The (logical) bus interface is as follows:
interface data_mem_bus();
bit clk; // writes are performed on the rising clock edge
bit [31:0] addr; // the read/write address
bit [1:0] width; // the width of the read/write (byte, halfword, word)
bit [31:0] rdata; // read-data returned from device
bit [31:0] wdata; // write-data passed to device
bit write_en; // whether to perform a write (or just a read)
bit claim; // devices will claim read/write based on address/width
endinterface
The OR logic for claim
and rdata
will be handled using modports, one per device (and one for the host).
The devices on the bus are:
-
The main memory module (RAM)
-
Any memory-mapped CSRs (in particular, the timer interrupt controller)
-
Any memory-mapped peripherals
The data memory bus is only used for loads and stores (instruction fetch does not use this bus in this design).
For both load and store instructions, the address is calculated by the ALU, so the addr
line is hardwired to the main ALU output. The width
field depends on the instruction, and is driven by the control unit. The write_en
line is set only for store instructions. The wdata
field is hardwired to rs2_data
, which is the only source for writes to data memory.
The claim
output is used by the control unit to potentially raise load/store access faults. The rdata
output is hardwired to the register file wrapper, which is the only user of data memory bus data (load instructions).
CSR Bus
The CSR bus is similar to the data memory bus:
interface csr_bus();
bit clk; // writes are performed on the rising clock edge
bit [11:0] addr; // the read/write address
bit [31:0] rdata; // read-data returned from a CSR device
bit [31:0] wdata; // data to be written to a CSR device
bit write_en; // whether to perform a write (or just a read)

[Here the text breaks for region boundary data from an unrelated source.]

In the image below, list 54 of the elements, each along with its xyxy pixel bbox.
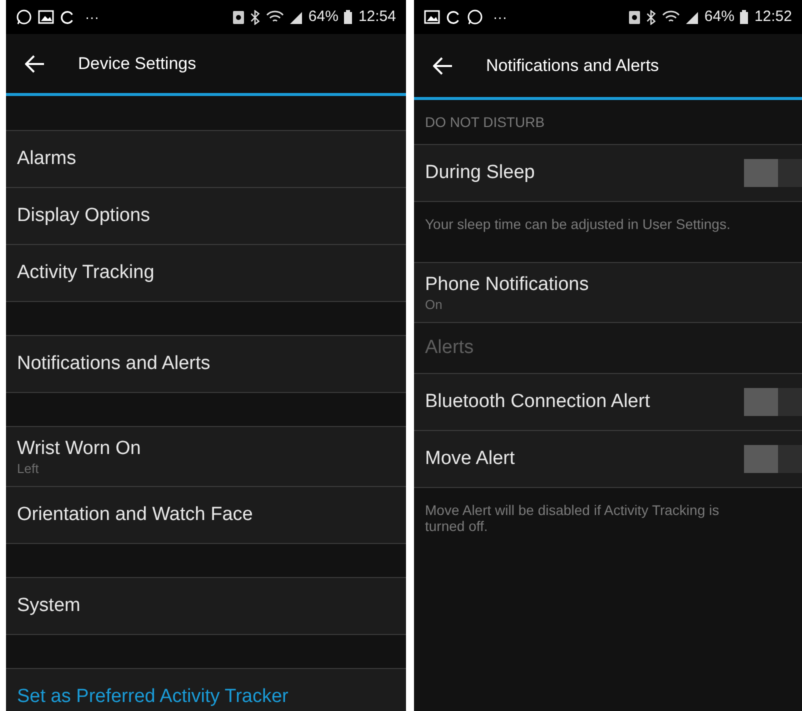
battery-percent: 64% — [704, 6, 734, 27]
signal-icon — [686, 10, 698, 24]
settings-item[interactable]: Display Options — [6, 187, 406, 244]
item-label: Notifications and Alerts — [17, 352, 212, 376]
settings-item[interactable]: Notifications and Alerts — [6, 335, 406, 392]
toggle-label: During Sleep — [425, 160, 536, 185]
note-text: Your sleep time can be adjusted in User Settings. — [425, 216, 732, 232]
settings-item[interactable]: Wrist Worn On Left — [6, 426, 406, 486]
item-value: On — [425, 296, 444, 312]
settings-item[interactable]: Activity Tracking — [6, 244, 406, 301]
overflow-dots: ··· — [493, 8, 507, 26]
clock: 12:52 — [754, 6, 792, 27]
item-label: Activity Tracking — [17, 261, 156, 285]
image-icon — [38, 10, 54, 24]
section-header: DO NOT DISTURB — [425, 112, 545, 132]
toggle-switch[interactable] — [744, 159, 802, 187]
settings-item[interactable]: System — [6, 577, 406, 634]
item-label: Orientation and Watch Face — [17, 503, 254, 527]
back-arrow-icon — [433, 56, 453, 74]
settings-item[interactable]: Phone Notifications On — [414, 262, 802, 322]
sync-icon — [60, 10, 75, 24]
signal-icon — [290, 10, 302, 24]
toggle-label: Move Alert — [425, 446, 516, 471]
note-text: Move Alert will be disabled if Activity Tracking is turned off. — [425, 502, 720, 534]
item-label: System — [17, 594, 82, 618]
overflow-dots: ··· — [85, 8, 99, 26]
item-label: Phone Notifications — [425, 272, 590, 296]
toggle-label: Bluetooth Connection Alert — [425, 390, 651, 414]
item-label: Alarms — [17, 147, 78, 171]
wifi-icon — [662, 10, 680, 24]
back-arrow-icon — [25, 54, 45, 72]
bluetooth-icon — [250, 10, 260, 24]
toggle-switch[interactable] — [744, 388, 802, 416]
battery-saver-icon — [629, 10, 640, 24]
image-icon — [424, 10, 440, 24]
item-label: Display Options — [17, 204, 152, 228]
toggle-switch[interactable] — [744, 445, 802, 473]
battery-percent: 64% — [308, 6, 338, 27]
clock: 12:54 — [358, 6, 396, 27]
item-label: Wrist Worn On — [17, 436, 142, 460]
chat-icon — [467, 9, 483, 25]
bluetooth-icon — [646, 10, 656, 24]
screen-title: Notifications and Alerts — [486, 54, 659, 77]
chat-icon — [16, 9, 32, 25]
battery-icon — [740, 10, 748, 24]
battery-icon — [344, 10, 352, 24]
screen-title: Device Settings — [78, 52, 196, 75]
settings-item[interactable]: Orientation and Watch Face — [6, 486, 406, 543]
item-value: Left — [17, 460, 40, 476]
wifi-icon — [266, 10, 284, 24]
section-header: Alerts — [425, 336, 474, 360]
sync-icon — [446, 10, 461, 24]
settings-item[interactable]: Alarms — [6, 130, 406, 187]
battery-saver-icon — [233, 10, 244, 24]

bit claim; // devices will claim read/write based on address
endinterface
Exactly one CSR device attached to the bus will be responsible for asserting the claim signal, and either writing data or returning data. The other devices return zero on the rdata
line. All the rdata
lines for each device are ORed together to generate the bus rdata
signal (and the same for the bus claim
signal).
Only Zicsr instructions interact with the CSR bus. The addr
input always comes from a fixed position in the instruction, and is hardwired there. The write_en
input is set by the control unit. The data written back to the CSR comes from either rs1_data
, the main ALU output, or the uimm
field of the instruction (via the immediate generation module). The module selecting the resulting value for wdata
is:
/// CSR write data source selection
///
/// Depending on the value of sel, the CSR write data
/// source is chosen as follows:
///
/// 00: rs1_data, for csrrw
/// 01: main_alu_result, for csrrs, csrrc, csrrsi, csrrci
/// 10: { imm }, for csrrwi
///
module csr_wdata_sel(
input sel,
input [31:0] rs1_data, // from the register file
input [31:0] main_alu_result, // from the main ALU
input [31:0] imm, // uimm, from immediate generator
output [31:0] csr_wdata // to the CSR bus
);
The output rdata
from the CSR bus is routed to the register file wrapper (csr_rdata
), for writing to rd
, and is also routed to main ALU wrapper for use in computations that write back to the CSR. The csr_claim
signal is returned to the control unit, to check for illegal instruction (on missing CSR).